This work addresses the challenge posed by numerous spurious local minima in nonconvex low-rank matrix sensing problems, which often prevent gradient-based methods from converging to the global optimum. The authors propose a simulated lifting framework that deterministically escapes these local minima by simulating ascent directions in a higher-dimensional over-parameterized space and projecting them back to the original space, thereby provably decreasing the objective function value. This approach introduces the first deterministic escape mechanism that does not rely on random perturbations or heuristic estimates, combining Simulated Oracle Directions (SOD) with landscape simulation in the over-parameterized space to achieve both theoretical guarantees and significantly improved computational efficiency.

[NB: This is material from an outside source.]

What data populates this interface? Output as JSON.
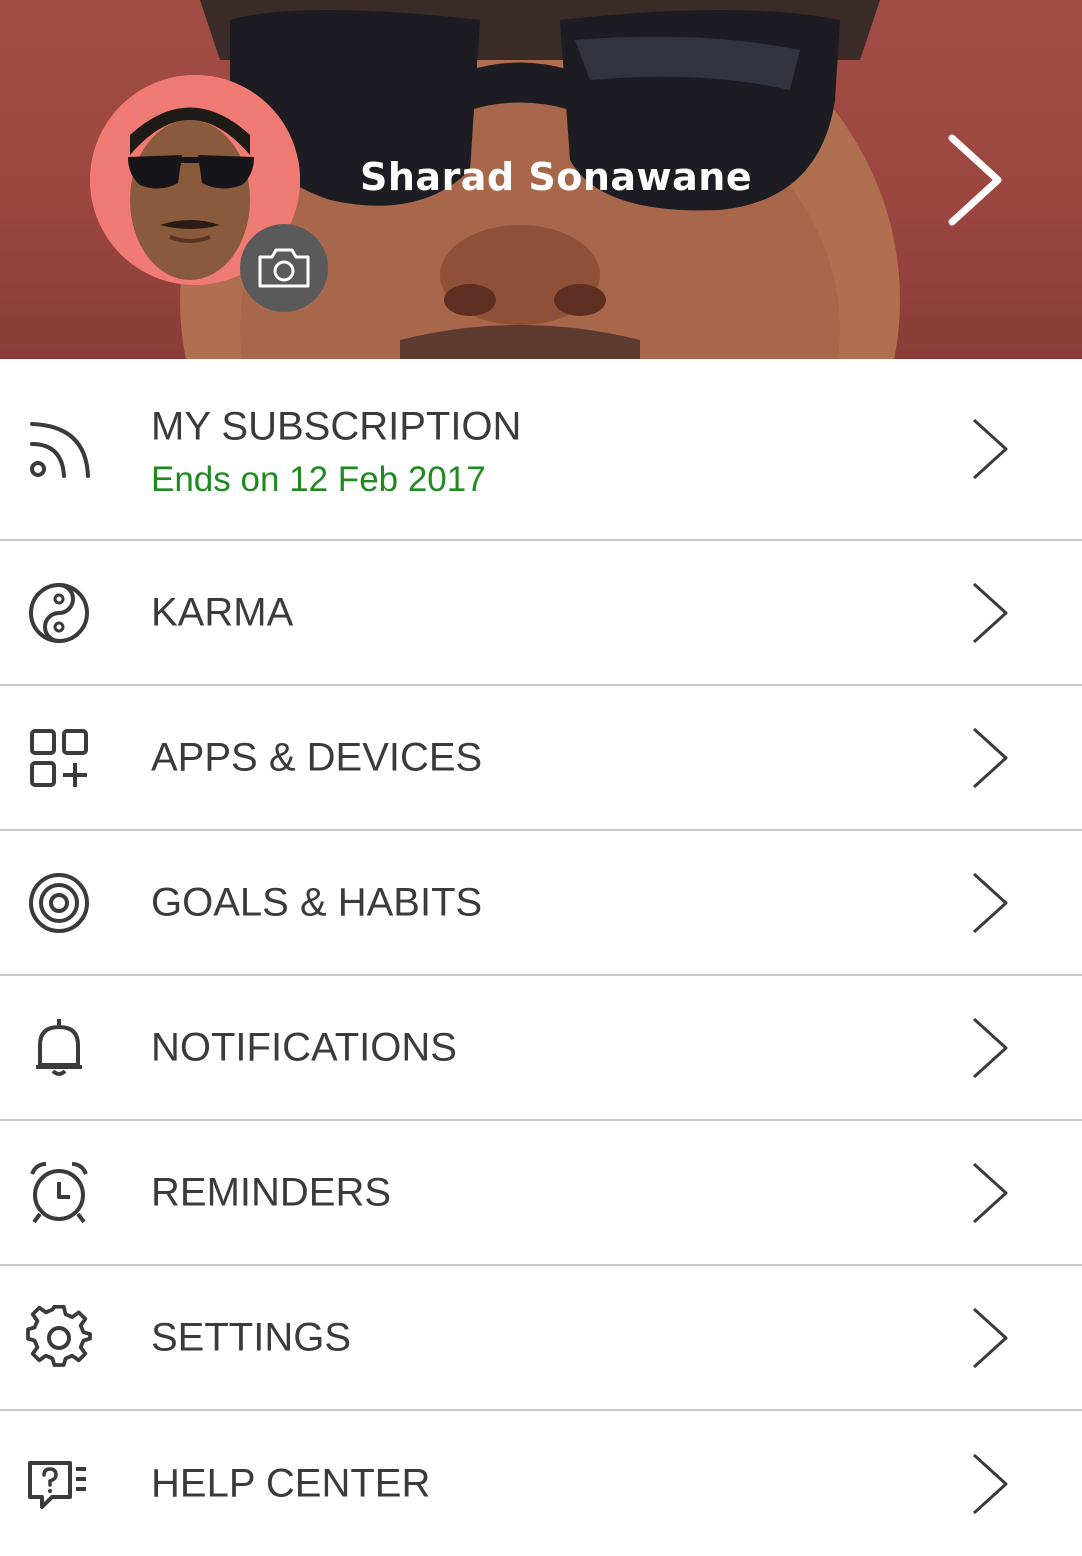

Experiments demonstrate that the framework reliably converges to the global optimum with substantially lower computational overhead compared to explicit tensor over-parameterization methods.

Low-rank matrix sensing is a fundamental yet challenging nonconvex problem whose optimization landscape typically contains numerous spurious local minima, making it difficult for gradient-based optimizers to converge to the global optimum. Recent work has shown that over-parameterization via tensor lifting can convert such local minima into strict saddle points, an insight that also partially explains why massive scaling can improve generalization and performance in modern machine learning. Motivated by this observation, we propose a Simulated Oracle Direction (SOD) escape mechanism that simulates the landscape and escape direction of the over-parametrized space, without resorting to actually lifting the problem, since that would be computationally intractable. In essence, we designed a mathematical framework to project over-parametrized escape directions onto the original parameter space to guarantee a strict decrease of objective value from existing local minima. To the best of our knowledge, this represents the first deterministic framework that could escape spurious local minima with guarantee, especially without using random perturbations or heuristic estimates. Numerical experiments demonstrate that our framework reliably escapes local minima and facilitates convergence to global optima, while incurring minimal computational cost when compared to explicit tensor over-parameterization. We believe this framework has non-trivial implications for nonconvex optimization beyond matrix sensing, by showcasing how simulated over-parameterization can be leveraged to tame challenging optimization landscapes.